From the Life of Boris and Gleb (from “Sylvester’s Book,” a 14th c. MS).

This was not an isolated case. It seems to represent a broader attitude toward violence in early Kievan Rus. While Vladimir did not do away with the death penalty, soon after the princes of Kiev rejected it, along with corporal punishment (this was codified by the thirteenth century in the Russkaya Pravda, the legal code of Kievan Rus). Eventually Russia re-instituted the death penalty, but has since come full circle. At present, another Vladimir is in power, and the death penalty has once more been abolished.

St Nicholas of Myra Saves Three Innocents from Death by Ilya Repin (1888).

The work above was painted by Repin to register his opinion in the midst of late nineteenth century debates over capital punishment in Russia. However, St Nicholas stands—literally—as a striking example of the Church’s ancient tradition regarding violence, at least on the part of clerics. Dating back to the pastoral epistles, a clergyman was prohibited from being a “striker” (πλήκτην—1 Tim 3:3, Titus 1:7). At the Council of Nicea, a fed up Nicholas slapped Arius and was promptly deposed. The Apostolic Constitutions canons—quite possibly referring to this encounter—clearly stipulate: “If a bishop, presbyter, or deacon shall strike any of the faithful who have sinned, or of the unbelievers who have done wrong… we command that he be deposed” (Canon 27 [28]). Despite this clear tradition, we find something quite different in our next period.

II. Ss Sergius and Dmitri Donskoi—The Battle of Kulikovo

ImageDmitri Donskoi is blessed by St Sergius in Trinity-Sergius Lavra by Ernst Lissner (1907).

The same scene depicted in the more idealized statuary of present day Sergei Pasad.

St Sergius of Radonezh, a defining figure in the era of the rise of Muscovy, blessed Dmitri Donskoi to go into battle against the Tatars. Not only did he bless this layman—a relatively benign action if we grant a form of “just war” theology long held in the Orthodox Church—he sent three schemamonks to go with him.

At the beginning of the Battle of Kulikovo (September 8, 1380), two champions did battle on the plain. The Russian champion was Alexander Peresvet, one of St Sergius’ schemamonks. Both he and the Tatar champion Temir-murza were killed, but according to legend Peresvet remained in his saddle, while his opponent fell to the ground. The scene has entered into the collective consciousness of Russia, and continues to be immortalized in works of art.
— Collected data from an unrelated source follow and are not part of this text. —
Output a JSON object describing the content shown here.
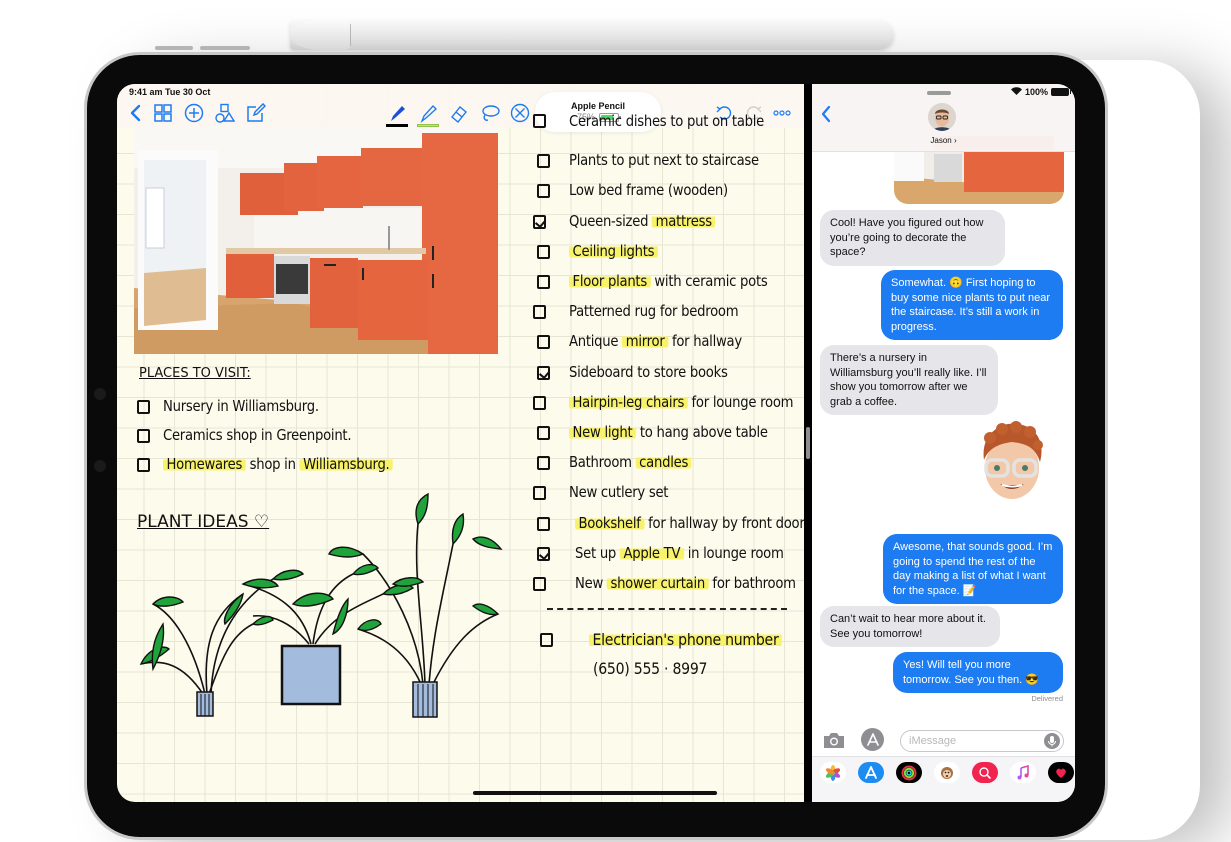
{
  "accessory": {
    "name": "Apple Pencil",
    "battery": "75%",
    "battery_level": 0.75
  },
  "notes": {
    "status_time": "9:41 am  Tue 30 Oct",
    "toolbar": {
      "left_icons": [
        "back-chevron-icon",
        "grid-icon",
        "add-circle-icon",
        "shapes-icon",
        "compose-icon"
      ],
      "tools": [
        "pen-tool",
        "highlighter-tool",
        "eraser-tool",
        "lasso-tool",
        "close-circle-icon"
      ],
      "right_icons": [
        "undo-icon",
        "redo-icon",
        "more-icon"
      ],
      "pen_color": "#000000",
      "highlighter_color": "#d4e157"
    },
    "places_heading": "PLACES TO VISIT:",
    "places": [
      {
        "text": "Nursery in Williamsburg.",
        "checked": false
      },
      {
        "text_pre": "",
        "highlight": "Ceramics shop in",
        "text": "Ceramics shop in  Greenpoint.",
        "checked": false
      },
      {
        "highlight": "Homewares",
        "rest": " shop in ",
        "highlight2": "Williamsburg.",
        "checked": false
      }
    ],
    "plant_heading": "PLANT IDEAS ♡",
    "checklist": [
      {
        "pre": "",
        "highlight": "",
        "post": "Ceramic dishes to put on table",
        "checked": false
      },
      {
        "pre": "Plants to put next to staircase",
        "highlight": "",
        "post": "",
        "checked": false
      },
      {
        "pre": "Low bed frame (wooden)",
        "highlight": "",
        "post": "",
        "checked": false
      },
      {
        "pre": "Queen-sized ",
        "highlight": "mattress",
        "post": "",
        "checked": true
      },
      {
        "pre": "",
        "highlight": "Ceiling lights",
        "post": "",
        "checked": false
      },
      {
        "pre": "",
        "highlight": "Floor plants",
        "post": " with ceramic pots",
        "checked": false
      },
      {
        "pre": "Patterned rug for bedroom",
        "highlight": "",
        "post": "",
        "checked": false
      },
      {
        "pre": "Antique ",
        "highlight": "mirror",
        "post": " for hallway",
        "checked": false
      },
      {
        "pre": "Sideboard to store books",
        "highlight": "",
        "post": "",
        "checked": true
      },
      {
        "pre": "",
        "highlight": "Hairpin-leg chairs",
        "post": " for lounge room",
        "checked": false
      },
      {
        "pre": "",
        "highlight": "New light",
        "post": " to hang above table",
        "checked": false
      },
      {
        "pre": "Bathroom ",
        "highlight": "candles",
        "post": "",
        "checked": false
      },
      {
        "pre": "New cutlery set",
        "highlight": "",
        "post": "",
        "checked": false
      },
      {
        "pre": "",
        "highlight": "Bookshelf",
        "post": " for hallway by front door",
        "checked": false
      },
      {
        "pre": "Set up ",
        "highlight": "Apple TV",
        "post": " in lounge room",
        "checked": true
      },
      {
        "pre": "New ",
        "highlight": "shower curtain",
        "post": " for bathroom",
        "checked": false
      }
    ],
    "electrician": {
      "highlight": "Electrician's phone number",
      "phone": "(650) 555 · 8997",
      "checked": false
    }
  },
  "messages": {
    "status": {
      "battery": "100%"
    },
    "contact": "Jason ›",
    "thread": [
      {
        "dir": "in",
        "text": "Cool! Have you figured out how you’re going to decorate the space?"
      },
      {
        "dir": "out",
        "text": "Somewhat. 🙃 First hoping to buy some nice plants to put near the staircase. It’s still a work in progress."
      },
      {
        "dir": "in",
        "text": "There’s a nursery in Williamsburg you’ll really like. I’ll show you tomorrow after we grab a coffee."
      },
      {
        "dir": "in",
        "type": "memoji",
        "text": ""
      },
      {
        "dir": "out",
        "text": "Awesome, that sounds good. I’m going to spend the rest of the day making a list of what I want for the space. 📝"
      },
      {
        "dir": "in",
        "text": "Can’t wait to hear more about it. See you tomorrow!"
      },
      {
        "dir": "out",
        "text": "Yes! Will tell you more tomorrow. See you then. 😎"
      }
    ],
    "delivered": "Delivered",
    "compose_placeholder": "iMessage",
    "app_drawer": [
      "photos-app-icon",
      "app-store-icon",
      "activity-icon",
      "animoji-icon",
      "images-search-icon",
      "music-icon",
      "digital-touch-icon"
    ],
    "colors": {
      "bubble_out": "#1d7cf2",
      "bubble_in": "#e5e5ea"
    }
  }
}
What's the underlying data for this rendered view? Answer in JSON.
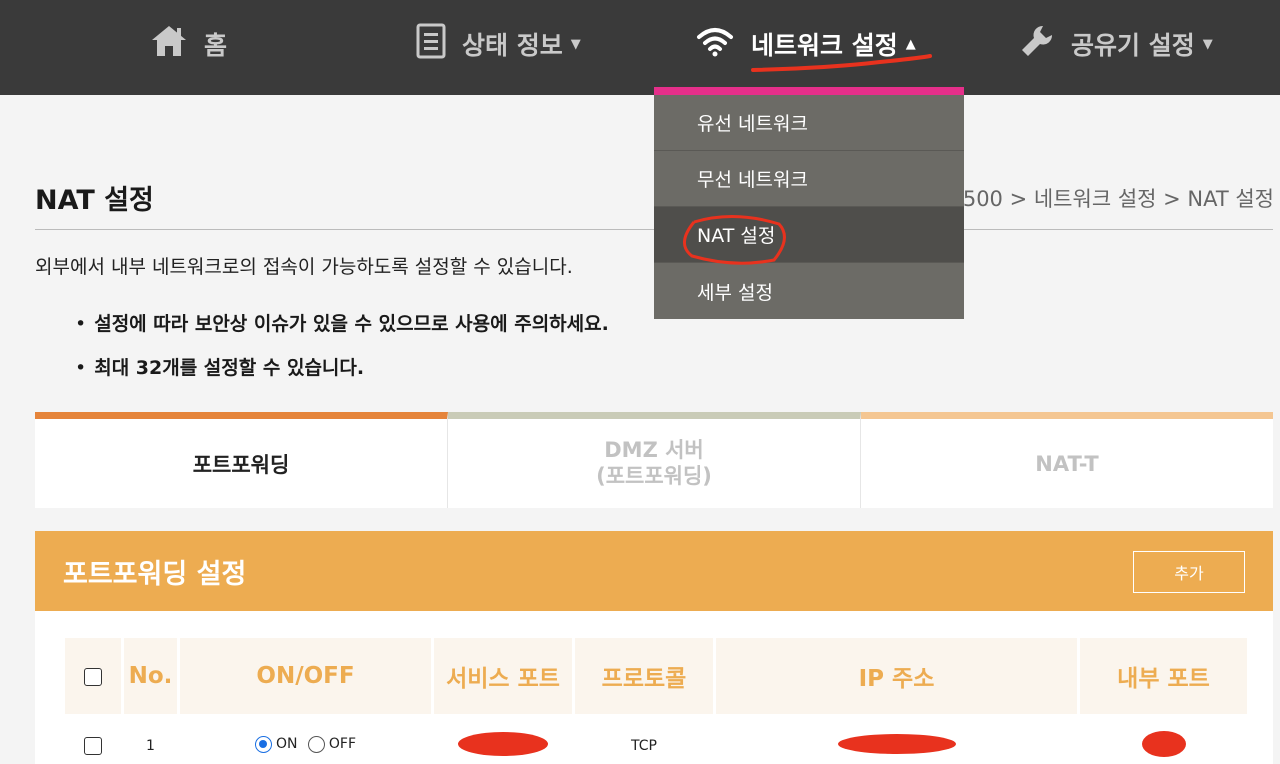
{
  "nav": {
    "items": [
      {
        "label": "홈",
        "icon": "home-icon"
      },
      {
        "label": "상태 정보",
        "icon": "document-icon"
      },
      {
        "label": "네트워크 설정",
        "icon": "wifi-icon"
      },
      {
        "label": "공유기 설정",
        "icon": "wrench-icon"
      }
    ]
  },
  "dropdown": {
    "items": [
      "유선 네트워크",
      "무선 네트워크",
      "NAT 설정",
      "세부 설정"
    ]
  },
  "page": {
    "title": "NAT 설정",
    "breadcrumb": "M-7500 > 네트워크 설정 > NAT 설정",
    "description": "외부에서 내부 네트워크로의 접속이 가능하도록 설정할 수 있습니다.",
    "bullets": [
      "설정에 따라 보안상 이슈가 있을 수 있으므로 사용에 주의하세요.",
      "최대 32개를 설정할 수 있습니다."
    ]
  },
  "tabs": [
    {
      "label": "포트포워딩"
    },
    {
      "label_line1": "DMZ 서버",
      "label_line2": "(포트포워딩)"
    },
    {
      "label": "NAT-T"
    }
  ],
  "panel": {
    "title": "포트포워딩 설정",
    "add_label": "추가",
    "columns": [
      "No.",
      "ON/OFF",
      "서비스 포트",
      "프로토콜",
      "IP 주소",
      "내부 포트"
    ],
    "rows": [
      {
        "no": "1",
        "on_label": "ON",
        "off_label": "OFF",
        "state": "ON",
        "protocol": "TCP"
      }
    ]
  },
  "colors": {
    "accent_orange": "#edac51",
    "dropdown_bar": "#e52f8a",
    "annotation_red": "#e8321e"
  }
}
ImageDuel on the Kulikovo Field by Avilov Mikhail (1943).

ImageThe single combat of Peresvet against Chelubei before the Battle of Kulikovo by Viktor Vasnetsov (1914).

ImagePeresvet victory by Ryzhenko Pavel Viktorovich (2005).

What can we make of this event? It contrasts sharply with the Church’s canonical norms, and stands in even stronger contrast with the example of the princes Boris and Gleb. In the end, neither example is truly normative for the broader history of the Church. Boris and Gleb’s pacifism may be laudable, but it was not incumbent on others. Likewise St Sergius’ blessing may have been justified in his specific context, but it remains a quite unique case. As John of the Ladder admonishes: “To admire the labor of the saints is good; to emulate them wins salvation; but to wish suddenly to imitate their life in every point is unreasonable and impossible” (Step 4, 42). Exceptions do not form the rule. Kulikovo marks a unique point in Russian history. As Lev Gumilev argues, “Russians went to the Kulikovo field as citizens of various principalities and returned as a united Russian nation.”